If your healthcare provider is concerned about a potential diagnosis of type II diabetes, you will likely receive a series of laboratory tests that, together with other signs and symptoms of type II diabetes, can help definitively establish the diagnosis. Diagnosing Type 2 Diabetes One of the hallmarks of type II diabetes is hyperglycemia, which is a fancy technical term for high blood sugar. Aside from diabetes, hyperglycemia can present temporarily in non-diabetic adults with severe illness; therefore, the tests described below will help rule out other causes of hyperglycemia.
Random blood sugar test: a measure of your blood sugar levels at random during any time of the day, regardless of when you last ate or drank. Normal values: 70-140mg/dL
Fasting plasma glucose test: a measure of your blood sugar levels after not eating or drinking for 8-12 hours, usually overnight. Normal values are below 100mg/dL.
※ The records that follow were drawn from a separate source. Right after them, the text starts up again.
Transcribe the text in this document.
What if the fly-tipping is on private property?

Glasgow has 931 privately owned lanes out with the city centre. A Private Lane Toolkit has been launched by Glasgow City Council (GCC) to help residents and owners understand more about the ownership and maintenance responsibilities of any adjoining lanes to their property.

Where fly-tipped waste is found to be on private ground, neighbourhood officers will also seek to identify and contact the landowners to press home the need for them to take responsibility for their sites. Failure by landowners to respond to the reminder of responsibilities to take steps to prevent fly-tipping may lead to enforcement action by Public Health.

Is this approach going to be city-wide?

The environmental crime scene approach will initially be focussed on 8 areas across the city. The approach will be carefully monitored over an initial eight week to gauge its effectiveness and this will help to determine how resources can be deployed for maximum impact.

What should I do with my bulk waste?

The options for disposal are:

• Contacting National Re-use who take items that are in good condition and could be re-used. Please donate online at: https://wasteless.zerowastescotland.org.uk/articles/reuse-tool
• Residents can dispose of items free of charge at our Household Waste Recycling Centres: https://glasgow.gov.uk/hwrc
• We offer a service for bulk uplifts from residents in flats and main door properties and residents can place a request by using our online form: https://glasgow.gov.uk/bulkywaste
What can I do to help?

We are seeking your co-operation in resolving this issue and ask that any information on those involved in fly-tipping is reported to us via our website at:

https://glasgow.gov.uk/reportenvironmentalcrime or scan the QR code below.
Hemoglobin A1C test: Hemoglobin is a protein in your red blood cells that helps them carry oxygen. Hemoglobin A1C is a form of hemoglobin that is linked to sugar. The hemoglobin A1C test measures how much sugar is bound to your hemoglobin and tells you your average blood sugar levels over the past two to three months. It can be performed at any time of the day, regardless of when you last ate or drank. Normal values: 4-5.6%.
Oral glucose tolerance test: This is a test that involves getting your blood sugar levels measured at baseline, and again one and two hours after drinking a special sugar solution. This measures your body’s response to sugar intake. The test also requires you to fast for 8 hours prior, and therefore is not commonly used to screen for diabetes except in pregnant individuals.
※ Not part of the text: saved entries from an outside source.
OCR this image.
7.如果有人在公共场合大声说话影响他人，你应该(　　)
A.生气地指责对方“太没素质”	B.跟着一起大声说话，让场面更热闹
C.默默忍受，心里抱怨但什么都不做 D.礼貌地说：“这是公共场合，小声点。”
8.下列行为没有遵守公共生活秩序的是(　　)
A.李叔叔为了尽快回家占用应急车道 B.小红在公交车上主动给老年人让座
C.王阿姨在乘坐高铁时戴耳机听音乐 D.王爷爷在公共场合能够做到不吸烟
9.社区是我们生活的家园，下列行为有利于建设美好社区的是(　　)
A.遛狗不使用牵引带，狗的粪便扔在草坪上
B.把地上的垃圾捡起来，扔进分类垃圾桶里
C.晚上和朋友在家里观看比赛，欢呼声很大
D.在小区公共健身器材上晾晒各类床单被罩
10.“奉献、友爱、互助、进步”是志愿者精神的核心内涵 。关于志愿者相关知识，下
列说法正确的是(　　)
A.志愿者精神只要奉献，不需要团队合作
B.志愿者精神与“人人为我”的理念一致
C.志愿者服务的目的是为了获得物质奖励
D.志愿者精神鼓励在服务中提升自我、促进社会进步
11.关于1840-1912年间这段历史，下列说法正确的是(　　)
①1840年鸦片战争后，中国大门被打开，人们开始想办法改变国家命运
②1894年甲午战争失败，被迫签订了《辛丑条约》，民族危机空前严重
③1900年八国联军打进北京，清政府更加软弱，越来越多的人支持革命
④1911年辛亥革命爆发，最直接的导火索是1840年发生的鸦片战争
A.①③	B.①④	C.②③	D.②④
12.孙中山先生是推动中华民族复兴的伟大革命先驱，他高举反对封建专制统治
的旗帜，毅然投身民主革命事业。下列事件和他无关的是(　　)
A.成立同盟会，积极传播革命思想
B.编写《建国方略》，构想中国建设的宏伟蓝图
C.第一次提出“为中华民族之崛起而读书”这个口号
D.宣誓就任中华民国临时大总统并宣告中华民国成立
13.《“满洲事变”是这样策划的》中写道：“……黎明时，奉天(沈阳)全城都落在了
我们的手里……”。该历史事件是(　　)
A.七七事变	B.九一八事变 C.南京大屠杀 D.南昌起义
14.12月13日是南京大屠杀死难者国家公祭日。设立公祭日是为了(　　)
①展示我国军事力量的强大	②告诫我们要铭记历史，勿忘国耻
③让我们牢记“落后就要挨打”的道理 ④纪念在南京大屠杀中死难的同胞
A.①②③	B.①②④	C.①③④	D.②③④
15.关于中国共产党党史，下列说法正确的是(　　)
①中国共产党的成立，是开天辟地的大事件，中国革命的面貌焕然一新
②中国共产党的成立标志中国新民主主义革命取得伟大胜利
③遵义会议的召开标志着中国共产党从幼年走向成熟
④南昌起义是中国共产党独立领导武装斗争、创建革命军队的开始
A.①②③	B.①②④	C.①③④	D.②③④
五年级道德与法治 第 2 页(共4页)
Getting Diagnosis of Diabetes Type II diabetes is diagnosed with any of the following results:
A fasting plasma glucose test > 126mg/dL
A two-hour oral glucose tolerance test > 200mg/dL
A hemoglobin A1C >= 6.5%
If you do not have other symptoms of diabetes (ex. Thirst, weight loss, blurry vision, excessive urination), the diagnosis must be confirmed by repeating the same test you received on another day, unless you received two different tests (ex. A fasting plasma glucose test and a hemoglobin A1C test) that both are suggestive of diabetes.
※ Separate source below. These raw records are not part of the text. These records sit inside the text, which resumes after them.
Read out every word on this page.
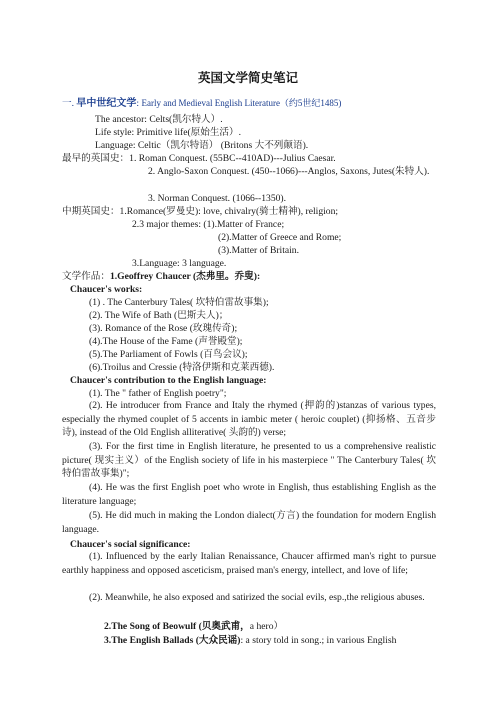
英国文学简史笔记
一. 早中世纪文学: Early and Medieval English Literature（约5世纪1485)
The ancestor: Celts(凯尔特人）.
Life style: Primitive life(原始生活）.
Language: Celtic（凯尔特语） (Britons 大不列颠语).
最早的英国史：1. Roman Conquest. (55BC--410AD)---Julius Caesar.
2. Anglo-Saxon Conquest. (450--1066)---Anglos, Saxons, Jutes(朱特人).
3. Norman Conquest. (1066--1350).
中期英国史：1.Romance(罗曼史): love, chivalry(骑士精神), religion;
2.3 major themes: (1).Matter of France;
(2).Matter of Greece and Rome;
(3).Matter of Britain.
3.Language: 3 language.
文学作品：1.Geoffrey Chaucer (杰弗里。乔叟):
Chaucer's works:
(1) . The Canterbury Tales( 坎特伯雷故事集);
(2). The Wife of Bath (巴斯夫人)；
(3). Romance of the Rose (玫瑰传奇);
(4).The House of the Fame (声誉殿堂);
(5).The Parliament of Fowls (百鸟会议);
(6).Troilus and Cressie (特洛伊斯和克莱西德).
Chaucer's contribution to the English language:
(1). The " father of English poetry";
(2). He introducer from France and Italy the rhymed (押韵的)stanzas of various types, especially the rhymed couplet of 5 accents in iambic meter ( heroic couplet) (抑扬格、五音步诗), instead of the Old English alliterative( 头韵的) verse;
(3). For the first time in English literature, he presented to us a comprehensive realistic picture( 现实主义）of the English society of life in his masterpiece " The Canterbury Tales( 坎特伯雷故事集)";
(4). He was the first English poet who wrote in English, thus establishing English as the literature language;
(5). He did much in making the London dialect(方言) the foundation for modern English language.
Chaucer's social significance:
(1). Influenced by the early Italian Renaissance, Chaucer affirmed man's right to pursue earthly happiness and opposed asceticism, praised man's energy, intellect, and love of life;
(2). Meanwhile, he also exposed and satirized the social evils, esp.,the religious abuses.
2.The Song of Beowulf (贝奥武甫，a hero）
3.The English Ballads (大众民谣): a story told in song.; in various English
Knowing When You Are At Risk Based on your results, your healthcare provider may also diagnose you with prediabetes. The current criteria for prediabetes are:
A fasting plasma glucose test 100-125mg/dL
A two-hour oral glucose tolerance test 140-199mg/dL
A hemoglobin A1C 5.7-6.4%
If a diagnosis of prediabetes is established, these tests should be performed each year. Early detection of hyperglycemia is important to manage diabetes, and to prevent the progression of prediabetes to diabetes. Work with your healthcare provider to come up with a treatment plan that works best for you. This will usually involve dietary modifications, exercise, and in the case of a definitive diabetes diagnosis, medications to help control your blood sugar levels. References
American Diabetes Association. 2. Classification and Diagnosis of Diabetes: Standards of Medical Care in Diabetes-2021. Diabetes Care. 2021 Jan;44(Suppl 1):S15-S33. doi: 10.2337/dc21-S002. Erratum in: Diabetes Care. 2021 Sep;44(9):2182. PMID: 33298413.